Hélène de Billy l'avoue sans détour: elle aime faire la sieste.

Hélène de Billy l'avoue sans détour: elle aime faire la sieste.

La journaliste et auteure pratique le somme d'après-midi au besoin, selon un rituel particulier. «Je débranche le téléphone, puis je fais jouer un livre sonore lu par la voix magnifique de l'acteur André Dussolier.»

Elle s'assoupit ainsi et dort pendant une heure. Au réveil, elle est revigorée. «Je fais la sieste depuis trois ans, précise-t-elle. Qui l'eût cru? Auparavant, je pensais que le sommeil était une perte de temps!»

Bien qu'elle soit une habitude consacrée dans certains pays, la sieste demeure en effet synonyme de paresse en Amérique du Nord. Il y a quelques années, la firme de consultants Deloitte & Touche, basée à Pittsburgh, a fermé sa pièce réservée à la sieste. L'expérience, quoique positive, donnait mauvaise presse à la compagnie.

«Ce n'est pas demain la veille qu'on instaurera la sieste au Québec», croit Alain Gosselin. Le professeur titulaire en gestion des ressources humaines à HEC Montréal remarque qu'on valorise peu le sommeil. «On estime beaucoup plus les gens très productifs qui dorment peu», dit-il.

Pourtant, rien ne justifie la privation de sommeil, pas même le plus chargé des horaires.

À preuve, de grands hommes très occupés comme Napoléon, Léonard de Vinci, Thomas Edison, Einstein, Jacques Chirac, André Gide et Bernard Landry ont tous vanté les bienfaits physiologiques et intellectuels du roupillon qu'ils pratiquaient assidûment.

La sieste au service de la performance

Le repos diurne est un besoin systématique pour 10 à 15 % de la population adulte. Le coup de barre d'après dîner est cependant naturel chez tous les êtres humains puisqu'il fait partie intégrante de notre horloge biologique.

Les travailleurs auraient intérêt à écouter ce signal, car faire la méridienne a de multiples vertus. «Des tests en laboratoire ont démontré que la sieste rendait les gens plus alertes et rapides. Ces mêmes personnes faisaient aussi moins d'erreurs», indique Roger Godbout, directeur du Laboratoire de recherche sur le sommeil de l'Hôpital Rivière-des-Prairies.

Le scientifique souligne à quel point le sommeil n'a rien de passif. «Il consolide notamment notre système immunitaire et la mise en mémoire de nos apprentissages», précise celui qui est aussi professeur de psychiatrie à l'Université de Montréal.

Selon la National Sleep Foundation, la sieste stimule la créativité, réduit le risque de maladies cardiovasculaires et facilite la digestion. Au final, elle améliore la productivité.

L'organisme estime en outre que «l'institutionnalisation» de la sieste au boulot influencerait le rendement de telle manière que l'économie américaine y gagnerait 18 G$ de plus par année.

«Dormir l'après-midi permet de recharger mes batteries», témoigne la journaliste Hélène de Billy qui bénéficie cependant des conditions idéales: elle travaille à la maison.

L'employé qui bosse dans un bureau à aire ouverte sera sans doute moins tenté de s'assoupir au vu et su de ses collègues.
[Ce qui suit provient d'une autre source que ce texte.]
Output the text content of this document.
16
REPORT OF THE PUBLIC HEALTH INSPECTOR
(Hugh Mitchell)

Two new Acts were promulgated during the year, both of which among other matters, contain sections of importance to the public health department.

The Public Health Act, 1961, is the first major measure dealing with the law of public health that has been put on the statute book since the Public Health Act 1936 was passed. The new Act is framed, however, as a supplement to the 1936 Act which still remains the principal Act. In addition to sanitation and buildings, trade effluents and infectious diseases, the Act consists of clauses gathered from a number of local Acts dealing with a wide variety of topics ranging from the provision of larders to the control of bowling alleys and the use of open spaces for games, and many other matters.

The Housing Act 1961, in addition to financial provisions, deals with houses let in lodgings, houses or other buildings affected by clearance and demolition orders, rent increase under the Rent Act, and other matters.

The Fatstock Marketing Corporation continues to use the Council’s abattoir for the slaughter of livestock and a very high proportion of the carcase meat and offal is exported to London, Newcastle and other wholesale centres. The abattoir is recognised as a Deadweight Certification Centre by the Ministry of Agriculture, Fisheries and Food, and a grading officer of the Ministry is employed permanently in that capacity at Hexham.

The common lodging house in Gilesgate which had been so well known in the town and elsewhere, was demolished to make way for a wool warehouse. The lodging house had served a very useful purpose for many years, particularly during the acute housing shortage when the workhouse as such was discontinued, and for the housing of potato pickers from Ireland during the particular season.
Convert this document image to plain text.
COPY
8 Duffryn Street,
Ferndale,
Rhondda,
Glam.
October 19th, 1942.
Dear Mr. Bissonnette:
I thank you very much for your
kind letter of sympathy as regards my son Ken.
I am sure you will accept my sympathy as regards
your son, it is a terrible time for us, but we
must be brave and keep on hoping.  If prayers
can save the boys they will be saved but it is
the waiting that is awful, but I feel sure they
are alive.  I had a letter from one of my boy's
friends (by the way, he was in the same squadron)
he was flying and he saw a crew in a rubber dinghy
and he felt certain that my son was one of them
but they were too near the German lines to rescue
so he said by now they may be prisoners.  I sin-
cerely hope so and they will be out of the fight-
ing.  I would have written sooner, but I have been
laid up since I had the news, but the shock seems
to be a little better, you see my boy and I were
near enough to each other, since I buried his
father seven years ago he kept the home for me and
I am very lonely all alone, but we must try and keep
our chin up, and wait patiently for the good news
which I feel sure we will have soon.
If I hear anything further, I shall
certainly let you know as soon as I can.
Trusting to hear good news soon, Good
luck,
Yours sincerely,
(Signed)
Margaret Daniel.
Cela fait dire à Alain Gosselin qu'il est peu probable que la sieste devienne un outil de gestion de la performance sur une base organisationnelle.

«C'est une question plus individuelle que collective», dit-il. «Mais les entreprises devraient laisser une certaine marge de manoeuvre aux employés qui roupillent», ajoute-t-il.

«On se dirige vers une société de plus en plus intellectuelle qui exige le meilleur de nos capacités cognitives, dit encore M. Gosselin. Le sommeil peut y contribuer.»

Roger Godbout partage cet avis, mais constate que cela ne se fera pas sans un profond changement culturel.

«Les heures de repos se réduisent sans cesse avec les années, dit-il. Une meilleure compréhension de la sieste passe forcément par un plus grand respect du sommeil. Nous devons nous rappeler qu'il en va de notre santé.»